Alors déjà, j’ai beaucoup de mal à réaliser. Il n’y a pas longtemps, tu vois, on m’a arrêtée dans la rue et on m’a dit « Ah, mais t’es la loutre du SEO » et là, j’étais en mode « Je crois que ce que je fais, ça a de l’impact, mais pas que sur Internet. » Pareil, mon nombre d’abonnés, moi, me fait toujours bugger. Je me dis « Mais je ne comprends pas comment il y a 100 000 personnes qui s’intéressent en SEO. » Genre, j’ai l’impression d’avoir hacké quelque chose.

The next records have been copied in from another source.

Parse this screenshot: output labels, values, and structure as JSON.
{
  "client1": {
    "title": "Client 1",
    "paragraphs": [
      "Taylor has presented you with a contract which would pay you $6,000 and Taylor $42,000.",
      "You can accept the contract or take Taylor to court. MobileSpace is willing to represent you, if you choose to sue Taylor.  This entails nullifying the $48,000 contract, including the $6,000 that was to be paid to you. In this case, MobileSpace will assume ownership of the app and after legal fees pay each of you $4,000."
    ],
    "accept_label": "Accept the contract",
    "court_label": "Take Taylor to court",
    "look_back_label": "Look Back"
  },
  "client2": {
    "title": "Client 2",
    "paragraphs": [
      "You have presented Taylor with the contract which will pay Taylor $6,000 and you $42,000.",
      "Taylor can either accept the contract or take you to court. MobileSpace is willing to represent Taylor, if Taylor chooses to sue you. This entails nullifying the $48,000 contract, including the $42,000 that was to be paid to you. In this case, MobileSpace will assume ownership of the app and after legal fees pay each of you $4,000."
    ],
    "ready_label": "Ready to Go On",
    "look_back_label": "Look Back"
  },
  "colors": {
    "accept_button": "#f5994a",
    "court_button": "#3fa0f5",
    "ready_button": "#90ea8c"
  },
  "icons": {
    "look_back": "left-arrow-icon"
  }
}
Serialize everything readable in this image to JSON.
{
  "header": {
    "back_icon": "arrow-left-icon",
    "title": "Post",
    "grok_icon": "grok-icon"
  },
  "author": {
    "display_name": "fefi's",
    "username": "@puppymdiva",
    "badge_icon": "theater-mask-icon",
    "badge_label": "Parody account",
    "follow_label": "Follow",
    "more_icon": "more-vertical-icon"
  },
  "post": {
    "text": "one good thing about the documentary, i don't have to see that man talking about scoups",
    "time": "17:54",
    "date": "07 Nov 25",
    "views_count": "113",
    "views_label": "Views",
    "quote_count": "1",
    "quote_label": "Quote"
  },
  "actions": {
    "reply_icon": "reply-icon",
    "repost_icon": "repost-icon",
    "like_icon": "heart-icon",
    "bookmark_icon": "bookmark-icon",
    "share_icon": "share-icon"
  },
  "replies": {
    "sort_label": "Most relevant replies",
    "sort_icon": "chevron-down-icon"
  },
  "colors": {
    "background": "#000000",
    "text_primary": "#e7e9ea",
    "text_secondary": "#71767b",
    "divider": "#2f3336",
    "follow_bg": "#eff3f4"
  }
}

Et en même temps, le « Pourquoi », je l’ai, tu vois, je le comprends, je comprends aussi ce que je véhicule. Mais il y a toujours cette… Ça me dépasse totalement. C’est complètement dingue et j’en suis très, très reconnaissante. Mais il y a une part de moi aussi qui ne réalise pas encore l’impact que ça a. Et c’est ce qui aussi, je pense, me permet de rester très ancrée, très authentique.

Est-ce qu’il y a des zones où je pense que je joue encore petit? On va plus dire que j’apprends encore beaucoup. Et il y a une zone où je joue petit volontairement, c’est le recrutement de mon agence. Volontairement, je ne recrute pas beaucoup et je recrute vraiment un peu au compte-gouttes. J’ajoute un talent de temps en temps, volontairement parce que je ne veux pas devenir une agence-usine. J’ai aussi envie de maîtriser ma culture et ma vision de boîte.

C’est hyper important que toutes les personnes à mes côtés, déjà, elles croient en moi. Je ne dis pas qu’elles valident tout ce que je fais, mais qu’elles croient en moi et qu’elles croient en ma vision. Je suis une femme, j’entreprends, je suis dans un milieu masculin où on se fait beaucoup tabasser et où je suis extrêmement critiquée. Il faut que les personnes autour de moi, elles soient en mode bouclier. Et surtout, cette vision du SEO sans migraine, il faut que je m’assure que chaque personne autour de moi la partage parce que si demain, on dit à un client un mot super complexe, on se décrédibilise complètement.

Il y a très peu de femmes dans le SEO qui prennent autant la parole que toi sur justement la place des femmes dans ce milieu-là. Est-ce que tu ressens une responsabilité même si tu n’as pas demandé à être un modèle?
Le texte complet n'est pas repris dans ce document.